Inspired by the recent news of the exhumation of Danish astronomer Tycho Brahe in Prague (for the second time) to see if he was poisoned, we spent a delightful day with our Twitter friends exploring the many tales of corpses hauled back out of the ground for a second look. We thought that it would be hard to find such stories, but oh, were we ever wrong. Here are my favorites from today’s stories:

The Cadaver Synod

 (source)

The Cadaver Synod

This amazingly macabre bit of artwork was inspired by the true events of 897, when Pope Stephen VII, apparently completely off his rocker, ordered that the seven-month dead body of his predessesor Pope Formosus be exhumed and put on trial for crimes against the church. Known as the Cadaver Synod, the show trial featured the dead man’s corpse, dressed and propped up in a chair. Unsurprisingly, Formosus was found guilty, his body then mutilated, buried, exhumed again, and tossed in the Tiber. Unfortunately for Stephen, the corpse washed ashore and began performing miracles, eventually leading to Pope Stephen’s downfall and death by strangulation that same year. Formosus’ body was reburied at St. Peters. There’s a lesson in here somewhere.

The 1870 painting of the dead pope by Jean-Paul Laurens can be visited at the Musée des Beaux-Arts, Nantes. More details on the Cadaver Synod here

Lincoln's Tomb

(source)

Lincoln’s Restless Remains

After 17 exhumations since his death, in 1901 Abraham Lincoln’s body was exhumed for a final viewing. Inspired by the fortified tomb of railcar inventor Robert Pullman and the foiled 1876 attempt by thieves to steal and ransom Lincoln’s body, Robert Lincoln (the president’s only surviving son) made plans for a more fortified tomb beneath the Lincoln Tomb at Oak Ridge Cemetery in Springfield, Illinois. 36 years after his death the body was interred for the last time, and the coffin opened to confirm that Lincoln was still inside. Those on hand reported that the dead president was discolored and missing his eyebrows, but otherwise intact. His body is still at rest 10 feet below the Tomb.

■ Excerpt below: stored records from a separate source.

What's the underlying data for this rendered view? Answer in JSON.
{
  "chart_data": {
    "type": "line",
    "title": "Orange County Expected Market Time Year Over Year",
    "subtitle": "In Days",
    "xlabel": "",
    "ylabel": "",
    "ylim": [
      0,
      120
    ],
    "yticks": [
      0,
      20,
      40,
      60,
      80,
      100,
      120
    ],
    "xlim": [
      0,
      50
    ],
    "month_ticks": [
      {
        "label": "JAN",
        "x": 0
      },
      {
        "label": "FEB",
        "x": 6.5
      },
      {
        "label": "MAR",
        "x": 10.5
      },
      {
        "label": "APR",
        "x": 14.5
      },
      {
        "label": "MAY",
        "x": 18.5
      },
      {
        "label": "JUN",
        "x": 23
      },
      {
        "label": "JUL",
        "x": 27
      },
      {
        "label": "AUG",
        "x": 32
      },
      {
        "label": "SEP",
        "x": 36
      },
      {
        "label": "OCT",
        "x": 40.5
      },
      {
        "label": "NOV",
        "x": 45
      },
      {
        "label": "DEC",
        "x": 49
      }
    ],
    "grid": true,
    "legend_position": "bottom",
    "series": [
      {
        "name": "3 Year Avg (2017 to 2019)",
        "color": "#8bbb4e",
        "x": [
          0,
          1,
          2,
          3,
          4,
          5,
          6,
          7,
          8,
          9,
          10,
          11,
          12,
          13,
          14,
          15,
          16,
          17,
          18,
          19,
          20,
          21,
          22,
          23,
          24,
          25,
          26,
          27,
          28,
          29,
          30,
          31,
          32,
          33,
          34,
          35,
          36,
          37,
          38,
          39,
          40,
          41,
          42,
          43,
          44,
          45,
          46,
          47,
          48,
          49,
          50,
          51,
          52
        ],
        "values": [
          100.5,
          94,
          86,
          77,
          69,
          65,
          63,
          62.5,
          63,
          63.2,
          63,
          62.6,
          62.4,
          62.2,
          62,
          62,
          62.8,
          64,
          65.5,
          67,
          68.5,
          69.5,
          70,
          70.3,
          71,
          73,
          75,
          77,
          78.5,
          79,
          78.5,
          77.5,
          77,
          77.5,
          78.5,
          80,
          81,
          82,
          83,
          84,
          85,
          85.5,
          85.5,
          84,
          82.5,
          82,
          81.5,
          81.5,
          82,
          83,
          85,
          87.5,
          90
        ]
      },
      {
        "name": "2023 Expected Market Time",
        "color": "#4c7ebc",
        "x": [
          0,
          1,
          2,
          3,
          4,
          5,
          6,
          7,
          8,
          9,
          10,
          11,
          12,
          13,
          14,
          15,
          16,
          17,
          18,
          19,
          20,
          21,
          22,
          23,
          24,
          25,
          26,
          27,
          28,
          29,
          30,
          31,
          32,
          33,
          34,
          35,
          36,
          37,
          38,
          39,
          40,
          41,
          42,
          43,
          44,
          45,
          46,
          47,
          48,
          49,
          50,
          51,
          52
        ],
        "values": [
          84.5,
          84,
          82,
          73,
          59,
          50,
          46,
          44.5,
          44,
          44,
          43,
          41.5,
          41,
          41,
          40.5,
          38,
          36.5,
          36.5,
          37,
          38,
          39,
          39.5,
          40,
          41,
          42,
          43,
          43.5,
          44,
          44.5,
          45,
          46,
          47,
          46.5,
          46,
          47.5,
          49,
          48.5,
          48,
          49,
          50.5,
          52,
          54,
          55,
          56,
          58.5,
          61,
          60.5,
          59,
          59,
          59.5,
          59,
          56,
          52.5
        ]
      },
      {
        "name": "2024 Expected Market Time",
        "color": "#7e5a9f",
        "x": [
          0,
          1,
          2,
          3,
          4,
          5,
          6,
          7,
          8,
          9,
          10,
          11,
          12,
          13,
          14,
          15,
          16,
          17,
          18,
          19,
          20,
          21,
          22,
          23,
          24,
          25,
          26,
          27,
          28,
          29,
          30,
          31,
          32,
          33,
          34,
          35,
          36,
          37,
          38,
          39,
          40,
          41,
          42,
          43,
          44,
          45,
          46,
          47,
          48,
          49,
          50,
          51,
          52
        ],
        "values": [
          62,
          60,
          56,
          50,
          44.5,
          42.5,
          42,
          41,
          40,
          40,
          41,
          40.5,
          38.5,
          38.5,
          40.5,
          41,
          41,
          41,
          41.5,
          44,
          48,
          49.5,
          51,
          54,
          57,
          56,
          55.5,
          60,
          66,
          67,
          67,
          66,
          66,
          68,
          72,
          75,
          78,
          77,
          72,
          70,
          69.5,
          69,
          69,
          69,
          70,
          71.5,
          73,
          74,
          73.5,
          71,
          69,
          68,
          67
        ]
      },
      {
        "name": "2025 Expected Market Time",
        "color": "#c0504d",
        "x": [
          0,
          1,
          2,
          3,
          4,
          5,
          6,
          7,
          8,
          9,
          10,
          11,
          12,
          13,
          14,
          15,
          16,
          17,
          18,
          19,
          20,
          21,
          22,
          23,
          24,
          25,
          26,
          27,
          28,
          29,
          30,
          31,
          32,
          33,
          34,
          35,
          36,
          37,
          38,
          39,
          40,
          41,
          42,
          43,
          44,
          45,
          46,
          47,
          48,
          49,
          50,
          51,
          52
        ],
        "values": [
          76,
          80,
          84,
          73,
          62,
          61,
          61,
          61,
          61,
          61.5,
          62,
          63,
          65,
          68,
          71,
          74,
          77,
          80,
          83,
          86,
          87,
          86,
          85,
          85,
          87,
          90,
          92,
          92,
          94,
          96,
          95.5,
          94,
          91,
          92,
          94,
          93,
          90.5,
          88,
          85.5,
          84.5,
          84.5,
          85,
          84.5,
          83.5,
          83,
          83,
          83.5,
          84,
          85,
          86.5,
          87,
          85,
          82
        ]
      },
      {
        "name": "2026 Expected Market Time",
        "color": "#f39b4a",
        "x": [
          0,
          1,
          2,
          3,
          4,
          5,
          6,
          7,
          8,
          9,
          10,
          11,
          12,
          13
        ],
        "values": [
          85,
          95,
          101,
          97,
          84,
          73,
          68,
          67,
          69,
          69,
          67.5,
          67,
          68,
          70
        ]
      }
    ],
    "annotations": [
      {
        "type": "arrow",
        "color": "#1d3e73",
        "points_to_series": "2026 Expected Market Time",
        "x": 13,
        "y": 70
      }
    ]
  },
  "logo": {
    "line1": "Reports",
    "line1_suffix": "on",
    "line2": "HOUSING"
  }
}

Lincoln’s death mask, the gun used by John Wilkes Booth and bits of Lincoln’s hair and skull can be visited at the National Museum of Health and Medicine in Washington DC, and a replica of his casket is at the Museum of Funeral Customs in Springfield, IL.

Ines de Catsro

Painting by Pierre-Charles Comte, 1849, Musée des Beaux-Arts de Lyon (source)

Ines de Castro, Dead Queen of Portugal

When King Pedro of Portugal ascended to the throne in 1357, he dug up his dead mistress, declared her queen, and required loyal subjects to kiss the corpse’s hand.

Pedro had been devastated by the murder of Ines de Castro, his beloved mistress and mother of three illegitimate children, by his father’s assassins. Having already exacted brutal revenge on the men responsible for her death, and revolted against his father, as soon as his father died he declared Ines his wife, and (allegedly) had her exhumed and honored by his court as queen.

The macabre love story has inspired plays and poems, paintings and several operas. She was re-interred in an extremely beautiful sarcophagis is at the Monastery of Alcobaca in Alcobaca, Portugal, decorated with imagry of the final judgement when she and Pedro will be reunited. After his death, Pedro was interred in a similar sarcophagus placed opposite her.

More disturbed dead from today’s explorations:

Oscar Wilde moved to fancier digs at Pere Lachaise nine years after death. His tomb is covered in lipstick kisses from admirers.

After his death and the restoration of the crown, Oliver Cromwell’s body was exhumed, his severed head  stuck on a pole as a warning to dissidents.

The body of Francisco Pizarro was exhumed and laid in elaborate state in Lima, Peru. To bad it wasn’t his body.

Suspected vampire body exhumed; heart cut out, burnt, ashes drank. In Rhode Island.

Stendhal was inspired by the love story of Marguerite de Navarre and Boniface de la Mole’s decapitated head.

Keep your eyes on the body: The international shell game of Columbus’ corpse.